Directed by Bernard Rose. Starring Rhys Ifans, Chloe Sevigny, Crispin Glover, David Thewlis, omid Djalili, Christian McKay. 18 cert, gen release, 121 min.

THERE ARE so many ways this project could have gone wrong. Indeed, even the greatest fans of Howard Mark’s Mr Nice (The Moon’s a Balloon of cannabis smuggling)would admit that a film version does not sound like a terrific idea.

Yes, that book is packed with incident. Marks, a son of the Welsh valleys, attended Oxford before embarking on a career that eventually saw him, according to some estimates, controlling 10 per cent of the world’s hashish market. Though Howard himself forswore violence, he managed to encounter a colourful array of dangerous customers, supping with renegade Irish Republicans and passing on the odd titbit to MI6. While in prison, he taught hoodlums to read and helped with their appeals.

Marks’s life was, indeed, a little too busy. Good luck packing all that into 120 minutes.

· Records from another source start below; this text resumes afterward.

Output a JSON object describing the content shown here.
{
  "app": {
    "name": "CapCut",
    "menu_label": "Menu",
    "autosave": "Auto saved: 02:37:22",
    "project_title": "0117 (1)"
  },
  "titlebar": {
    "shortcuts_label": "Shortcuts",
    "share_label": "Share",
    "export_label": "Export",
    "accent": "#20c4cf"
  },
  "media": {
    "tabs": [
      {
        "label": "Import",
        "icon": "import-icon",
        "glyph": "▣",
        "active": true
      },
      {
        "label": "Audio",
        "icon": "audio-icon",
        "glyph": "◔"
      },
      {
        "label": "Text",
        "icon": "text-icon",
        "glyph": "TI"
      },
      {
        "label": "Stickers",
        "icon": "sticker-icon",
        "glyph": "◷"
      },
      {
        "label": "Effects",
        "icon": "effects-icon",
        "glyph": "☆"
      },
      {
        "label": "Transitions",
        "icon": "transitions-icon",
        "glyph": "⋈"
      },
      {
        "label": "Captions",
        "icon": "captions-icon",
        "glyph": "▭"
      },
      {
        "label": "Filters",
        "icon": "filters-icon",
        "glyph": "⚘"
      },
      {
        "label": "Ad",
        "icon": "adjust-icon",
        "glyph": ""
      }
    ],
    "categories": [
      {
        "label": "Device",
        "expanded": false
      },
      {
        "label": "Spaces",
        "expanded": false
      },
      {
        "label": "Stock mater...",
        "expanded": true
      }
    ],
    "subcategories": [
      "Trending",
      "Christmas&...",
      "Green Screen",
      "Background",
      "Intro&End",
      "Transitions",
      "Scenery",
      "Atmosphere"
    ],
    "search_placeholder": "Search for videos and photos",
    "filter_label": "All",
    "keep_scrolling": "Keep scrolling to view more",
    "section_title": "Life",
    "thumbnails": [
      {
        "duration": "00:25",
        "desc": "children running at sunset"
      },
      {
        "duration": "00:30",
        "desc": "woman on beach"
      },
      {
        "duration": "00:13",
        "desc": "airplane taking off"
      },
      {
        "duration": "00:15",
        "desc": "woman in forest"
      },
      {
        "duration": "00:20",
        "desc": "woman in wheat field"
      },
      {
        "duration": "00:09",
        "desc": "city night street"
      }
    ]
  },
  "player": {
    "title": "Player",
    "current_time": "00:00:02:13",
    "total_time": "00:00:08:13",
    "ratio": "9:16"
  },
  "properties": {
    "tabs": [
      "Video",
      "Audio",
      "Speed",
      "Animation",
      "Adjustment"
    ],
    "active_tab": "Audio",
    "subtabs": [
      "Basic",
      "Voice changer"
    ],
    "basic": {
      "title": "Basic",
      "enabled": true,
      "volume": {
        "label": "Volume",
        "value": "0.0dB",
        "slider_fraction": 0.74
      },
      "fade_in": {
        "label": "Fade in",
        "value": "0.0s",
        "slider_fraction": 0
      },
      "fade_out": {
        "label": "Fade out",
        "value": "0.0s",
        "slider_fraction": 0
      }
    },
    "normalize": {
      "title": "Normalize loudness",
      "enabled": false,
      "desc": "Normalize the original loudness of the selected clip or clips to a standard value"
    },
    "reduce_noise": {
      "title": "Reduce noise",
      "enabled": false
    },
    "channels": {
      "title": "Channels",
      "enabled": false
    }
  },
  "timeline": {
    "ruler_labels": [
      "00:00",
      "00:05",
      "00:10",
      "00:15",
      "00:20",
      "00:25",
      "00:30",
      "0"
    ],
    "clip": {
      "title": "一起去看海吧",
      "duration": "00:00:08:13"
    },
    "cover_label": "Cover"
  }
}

Then there is the perennial problem of making stoned people seem interesting to those who are not themselves under the influence. Only a few activities – computer programming, ditch digging, cheese making – seem quite so tedious when plastered on the big screen.

Happily (and adventurously), the producers thought to bring Bernard Rose, one of England’s most agreeably wilful directors (Candyman, Ivansxtc), onto the project, and he has delivered a film that is as peculiar as it is entertaining. His solution to the problem of binding the story together is a stylistic one.

Using (or, perhaps, faking) a variety of different stocks and media, Rose allows the image quality to change as the years progress. The early 1960s take place in black and white. The 1970s are blotchy and garish. The 1980s have an awful Miami sheen to them. As well as conveying the inexorable passage of time, the technique gets some sense of the hero’s permanent state of recreational dislocation.

Meanwhile, Rose draws impressively eccentric – rather than blearily deadened – performances from his strong cast. Too often misused in substandard material, Rhys Ifans is surprisingly moving in the title role. Omid Djalili is strong as Marks’s initial collaborator ,and David Thewlis is knee-slappingly hilarious as the Northern Republican who gets sucked into Marks’s schemes.

The end result is a delightful combination of art-house epic and Carry on Cannabis.